LOS ANGELES – Americans love their chickens, at least they love eating them and consume on average about 100 lbs of the bird per person per year.
Yet alarmingly, almost all raw chicken meat sold in markets in the US is contaminated with Salmonella or E. Coli and other bacteria.
Consumer Report published on Thursday that nearly all of the 300 samples of raw chicken meat taken in stores across the United States were contaminated with potentially dangerous bacteria and that included samples taken from organically raised chickens.
More than half of the samples were infected with bacteria coming from feces. Half of the samples were contaminated with a bacteria that is immune to the four most prescribed antibiotic medications in the US.
Several dozen chicken brands, including store brands were examined; not a single one was bacteria free.

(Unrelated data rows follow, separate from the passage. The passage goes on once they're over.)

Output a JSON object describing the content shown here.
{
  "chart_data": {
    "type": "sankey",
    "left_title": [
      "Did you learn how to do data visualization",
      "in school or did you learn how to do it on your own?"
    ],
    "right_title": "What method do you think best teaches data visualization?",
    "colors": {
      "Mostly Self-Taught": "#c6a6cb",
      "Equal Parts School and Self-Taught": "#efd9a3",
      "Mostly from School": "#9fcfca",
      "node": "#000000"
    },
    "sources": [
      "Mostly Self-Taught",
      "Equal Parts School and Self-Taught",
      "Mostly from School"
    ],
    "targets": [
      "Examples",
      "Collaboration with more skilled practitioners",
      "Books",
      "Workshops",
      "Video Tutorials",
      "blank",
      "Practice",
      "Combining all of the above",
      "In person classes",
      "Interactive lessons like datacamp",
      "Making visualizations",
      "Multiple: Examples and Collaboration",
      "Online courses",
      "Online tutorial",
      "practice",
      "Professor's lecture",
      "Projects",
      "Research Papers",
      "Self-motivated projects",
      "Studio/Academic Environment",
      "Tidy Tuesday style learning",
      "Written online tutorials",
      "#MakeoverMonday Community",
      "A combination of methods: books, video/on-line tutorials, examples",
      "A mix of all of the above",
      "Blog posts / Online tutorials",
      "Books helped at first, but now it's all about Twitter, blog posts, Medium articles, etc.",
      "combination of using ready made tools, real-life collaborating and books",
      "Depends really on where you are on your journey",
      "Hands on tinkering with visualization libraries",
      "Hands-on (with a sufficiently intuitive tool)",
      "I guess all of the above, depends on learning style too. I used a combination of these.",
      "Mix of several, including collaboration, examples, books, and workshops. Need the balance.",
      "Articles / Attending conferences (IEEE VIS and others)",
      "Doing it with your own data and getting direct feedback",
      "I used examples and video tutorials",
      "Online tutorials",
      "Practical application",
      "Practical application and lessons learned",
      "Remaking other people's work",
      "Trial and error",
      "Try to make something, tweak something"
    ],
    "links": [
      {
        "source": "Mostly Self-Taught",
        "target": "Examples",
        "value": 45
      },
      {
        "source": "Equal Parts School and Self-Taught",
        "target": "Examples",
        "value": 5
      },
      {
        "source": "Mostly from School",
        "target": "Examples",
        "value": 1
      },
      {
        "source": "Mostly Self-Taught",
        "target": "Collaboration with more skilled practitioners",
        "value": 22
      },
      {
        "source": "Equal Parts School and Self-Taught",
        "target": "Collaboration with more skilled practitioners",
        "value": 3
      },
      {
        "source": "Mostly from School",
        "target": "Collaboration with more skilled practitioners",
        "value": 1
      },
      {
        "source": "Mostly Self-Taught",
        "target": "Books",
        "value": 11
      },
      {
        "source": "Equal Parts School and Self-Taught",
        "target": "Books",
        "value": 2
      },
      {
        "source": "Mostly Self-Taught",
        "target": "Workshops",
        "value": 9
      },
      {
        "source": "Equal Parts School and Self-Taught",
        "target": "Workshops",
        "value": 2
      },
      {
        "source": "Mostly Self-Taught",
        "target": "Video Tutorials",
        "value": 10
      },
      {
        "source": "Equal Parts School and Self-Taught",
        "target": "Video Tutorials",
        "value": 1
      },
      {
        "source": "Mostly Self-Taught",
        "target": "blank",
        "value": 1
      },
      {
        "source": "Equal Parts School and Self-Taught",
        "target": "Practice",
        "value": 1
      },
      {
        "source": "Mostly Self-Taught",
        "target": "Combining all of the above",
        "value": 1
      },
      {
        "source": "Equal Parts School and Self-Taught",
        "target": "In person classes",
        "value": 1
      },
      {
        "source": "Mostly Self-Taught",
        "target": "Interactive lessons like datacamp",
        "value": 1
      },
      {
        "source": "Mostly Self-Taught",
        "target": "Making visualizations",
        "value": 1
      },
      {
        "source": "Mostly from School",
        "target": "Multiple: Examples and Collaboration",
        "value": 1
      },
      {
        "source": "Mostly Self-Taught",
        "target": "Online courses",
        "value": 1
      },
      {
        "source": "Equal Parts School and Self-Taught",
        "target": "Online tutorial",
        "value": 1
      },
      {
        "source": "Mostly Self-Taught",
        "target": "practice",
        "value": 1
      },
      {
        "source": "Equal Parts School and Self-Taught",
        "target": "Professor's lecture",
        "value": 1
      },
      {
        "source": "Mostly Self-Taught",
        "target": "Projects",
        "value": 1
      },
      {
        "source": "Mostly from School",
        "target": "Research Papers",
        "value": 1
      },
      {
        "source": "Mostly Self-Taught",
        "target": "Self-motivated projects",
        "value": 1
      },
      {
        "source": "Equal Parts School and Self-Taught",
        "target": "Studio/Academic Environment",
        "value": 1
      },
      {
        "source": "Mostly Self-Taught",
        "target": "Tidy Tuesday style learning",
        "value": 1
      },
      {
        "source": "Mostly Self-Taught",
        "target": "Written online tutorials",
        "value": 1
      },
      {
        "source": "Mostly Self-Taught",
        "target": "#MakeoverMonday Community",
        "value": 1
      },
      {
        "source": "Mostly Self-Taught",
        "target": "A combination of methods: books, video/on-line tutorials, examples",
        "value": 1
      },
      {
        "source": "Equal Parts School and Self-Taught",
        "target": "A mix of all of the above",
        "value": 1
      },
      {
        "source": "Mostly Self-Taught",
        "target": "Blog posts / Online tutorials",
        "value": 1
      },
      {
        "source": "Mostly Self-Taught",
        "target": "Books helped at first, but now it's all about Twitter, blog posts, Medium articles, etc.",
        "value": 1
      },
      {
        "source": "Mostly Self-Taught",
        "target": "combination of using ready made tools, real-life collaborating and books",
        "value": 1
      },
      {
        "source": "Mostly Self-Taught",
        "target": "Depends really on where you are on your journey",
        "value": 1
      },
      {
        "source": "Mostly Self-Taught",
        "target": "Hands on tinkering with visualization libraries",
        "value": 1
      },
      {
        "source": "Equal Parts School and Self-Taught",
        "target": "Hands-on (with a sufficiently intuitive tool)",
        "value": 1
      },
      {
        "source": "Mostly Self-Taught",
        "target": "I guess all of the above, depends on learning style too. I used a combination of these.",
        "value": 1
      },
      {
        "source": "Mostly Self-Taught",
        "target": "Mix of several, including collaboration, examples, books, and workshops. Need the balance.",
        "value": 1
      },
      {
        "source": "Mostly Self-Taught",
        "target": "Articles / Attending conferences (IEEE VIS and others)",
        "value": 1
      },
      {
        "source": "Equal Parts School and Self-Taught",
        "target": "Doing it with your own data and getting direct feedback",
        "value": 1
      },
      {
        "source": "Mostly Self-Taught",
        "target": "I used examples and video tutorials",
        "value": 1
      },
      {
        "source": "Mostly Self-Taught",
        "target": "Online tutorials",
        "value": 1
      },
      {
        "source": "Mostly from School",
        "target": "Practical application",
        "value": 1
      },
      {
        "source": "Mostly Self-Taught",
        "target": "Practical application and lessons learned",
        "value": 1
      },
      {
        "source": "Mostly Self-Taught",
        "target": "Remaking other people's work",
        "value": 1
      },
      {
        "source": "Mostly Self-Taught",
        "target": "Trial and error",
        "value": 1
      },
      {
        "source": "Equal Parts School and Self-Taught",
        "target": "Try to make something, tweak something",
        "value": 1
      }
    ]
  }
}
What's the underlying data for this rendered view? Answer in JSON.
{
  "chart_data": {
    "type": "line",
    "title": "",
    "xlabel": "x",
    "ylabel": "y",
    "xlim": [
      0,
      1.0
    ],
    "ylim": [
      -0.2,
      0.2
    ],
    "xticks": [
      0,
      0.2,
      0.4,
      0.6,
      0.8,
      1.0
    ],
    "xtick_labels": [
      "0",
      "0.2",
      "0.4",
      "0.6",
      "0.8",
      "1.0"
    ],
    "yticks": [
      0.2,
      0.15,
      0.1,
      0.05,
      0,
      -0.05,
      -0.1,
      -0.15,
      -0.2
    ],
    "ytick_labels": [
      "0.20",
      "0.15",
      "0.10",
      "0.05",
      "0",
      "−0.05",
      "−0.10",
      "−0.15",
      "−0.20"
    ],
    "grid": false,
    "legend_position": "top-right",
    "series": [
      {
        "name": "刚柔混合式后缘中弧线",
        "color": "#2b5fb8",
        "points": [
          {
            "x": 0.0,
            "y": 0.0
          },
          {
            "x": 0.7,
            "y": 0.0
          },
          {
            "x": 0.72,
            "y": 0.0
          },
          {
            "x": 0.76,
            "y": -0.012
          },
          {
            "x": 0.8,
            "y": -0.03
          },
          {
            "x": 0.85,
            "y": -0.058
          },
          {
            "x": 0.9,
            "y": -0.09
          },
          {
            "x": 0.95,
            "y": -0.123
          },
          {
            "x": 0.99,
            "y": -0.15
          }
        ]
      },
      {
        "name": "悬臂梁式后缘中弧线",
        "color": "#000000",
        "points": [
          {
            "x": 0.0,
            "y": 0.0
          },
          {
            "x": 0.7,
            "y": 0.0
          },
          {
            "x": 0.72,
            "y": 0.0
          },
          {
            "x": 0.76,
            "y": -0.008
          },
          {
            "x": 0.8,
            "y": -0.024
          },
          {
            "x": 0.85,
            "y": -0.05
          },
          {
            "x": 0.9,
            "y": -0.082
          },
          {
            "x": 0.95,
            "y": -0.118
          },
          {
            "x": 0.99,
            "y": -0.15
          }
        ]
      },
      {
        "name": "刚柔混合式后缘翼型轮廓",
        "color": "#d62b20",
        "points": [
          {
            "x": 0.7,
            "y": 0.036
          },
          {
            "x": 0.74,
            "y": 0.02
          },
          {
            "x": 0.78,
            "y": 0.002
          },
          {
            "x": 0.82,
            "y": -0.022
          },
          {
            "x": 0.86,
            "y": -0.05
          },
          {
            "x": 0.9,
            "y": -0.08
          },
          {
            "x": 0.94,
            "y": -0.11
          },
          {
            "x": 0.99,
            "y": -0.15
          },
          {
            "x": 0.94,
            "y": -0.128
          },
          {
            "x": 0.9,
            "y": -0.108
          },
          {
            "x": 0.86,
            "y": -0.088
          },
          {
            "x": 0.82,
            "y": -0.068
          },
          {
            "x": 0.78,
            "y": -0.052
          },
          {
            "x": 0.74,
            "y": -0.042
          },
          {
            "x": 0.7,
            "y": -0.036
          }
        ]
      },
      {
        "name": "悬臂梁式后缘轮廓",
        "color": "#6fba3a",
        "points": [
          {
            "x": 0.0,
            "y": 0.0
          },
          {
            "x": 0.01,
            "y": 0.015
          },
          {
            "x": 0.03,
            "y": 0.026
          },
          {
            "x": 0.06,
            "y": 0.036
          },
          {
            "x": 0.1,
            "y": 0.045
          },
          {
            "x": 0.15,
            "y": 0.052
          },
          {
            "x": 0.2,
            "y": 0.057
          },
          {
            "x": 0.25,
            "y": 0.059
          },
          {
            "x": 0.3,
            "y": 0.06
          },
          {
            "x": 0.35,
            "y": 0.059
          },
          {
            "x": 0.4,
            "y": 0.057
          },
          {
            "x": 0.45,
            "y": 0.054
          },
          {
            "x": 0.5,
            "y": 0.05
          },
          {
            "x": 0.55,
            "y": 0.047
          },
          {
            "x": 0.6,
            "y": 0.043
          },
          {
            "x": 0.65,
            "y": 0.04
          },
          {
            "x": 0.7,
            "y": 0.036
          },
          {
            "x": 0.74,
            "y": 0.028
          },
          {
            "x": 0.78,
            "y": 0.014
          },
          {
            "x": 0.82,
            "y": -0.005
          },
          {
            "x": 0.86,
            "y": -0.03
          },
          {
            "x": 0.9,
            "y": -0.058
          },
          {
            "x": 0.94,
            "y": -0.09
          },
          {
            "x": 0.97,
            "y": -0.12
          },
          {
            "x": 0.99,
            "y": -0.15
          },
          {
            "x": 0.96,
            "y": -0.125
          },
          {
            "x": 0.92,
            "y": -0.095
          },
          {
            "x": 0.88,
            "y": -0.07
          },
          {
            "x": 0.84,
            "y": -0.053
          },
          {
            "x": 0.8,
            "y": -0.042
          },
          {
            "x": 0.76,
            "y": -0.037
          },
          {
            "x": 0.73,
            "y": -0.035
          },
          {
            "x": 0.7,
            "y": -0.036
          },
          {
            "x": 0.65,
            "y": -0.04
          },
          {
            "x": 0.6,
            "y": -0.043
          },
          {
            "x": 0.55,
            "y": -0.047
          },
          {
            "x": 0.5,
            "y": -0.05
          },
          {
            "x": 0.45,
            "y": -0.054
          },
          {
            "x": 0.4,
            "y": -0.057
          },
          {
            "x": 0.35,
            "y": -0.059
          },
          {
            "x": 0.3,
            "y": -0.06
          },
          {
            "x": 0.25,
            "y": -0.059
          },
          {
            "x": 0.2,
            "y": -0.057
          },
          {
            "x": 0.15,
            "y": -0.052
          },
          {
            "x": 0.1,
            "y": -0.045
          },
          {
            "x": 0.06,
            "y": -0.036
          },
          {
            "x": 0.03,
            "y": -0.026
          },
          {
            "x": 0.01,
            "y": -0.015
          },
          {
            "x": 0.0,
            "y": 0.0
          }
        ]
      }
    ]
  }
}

Prior to consumption, it is important that not only the chicken but all surfaces, knives, hands and anything else that came in contact with raw chicken meat is properly washed and sanitized.
Raw chicken meat must also be cooked ‘through and through’ to ensure remaining bacteria have been killed off before eating it. The Food Safety has produced a chart of the minimum cooking temperatures that are still considered to be safe for people to eat the meat afterwards.
The website advises that people use a food thermometer to ensure that meat, poultry, seafood, and other cooked foods reach a safe minimum internal temperature.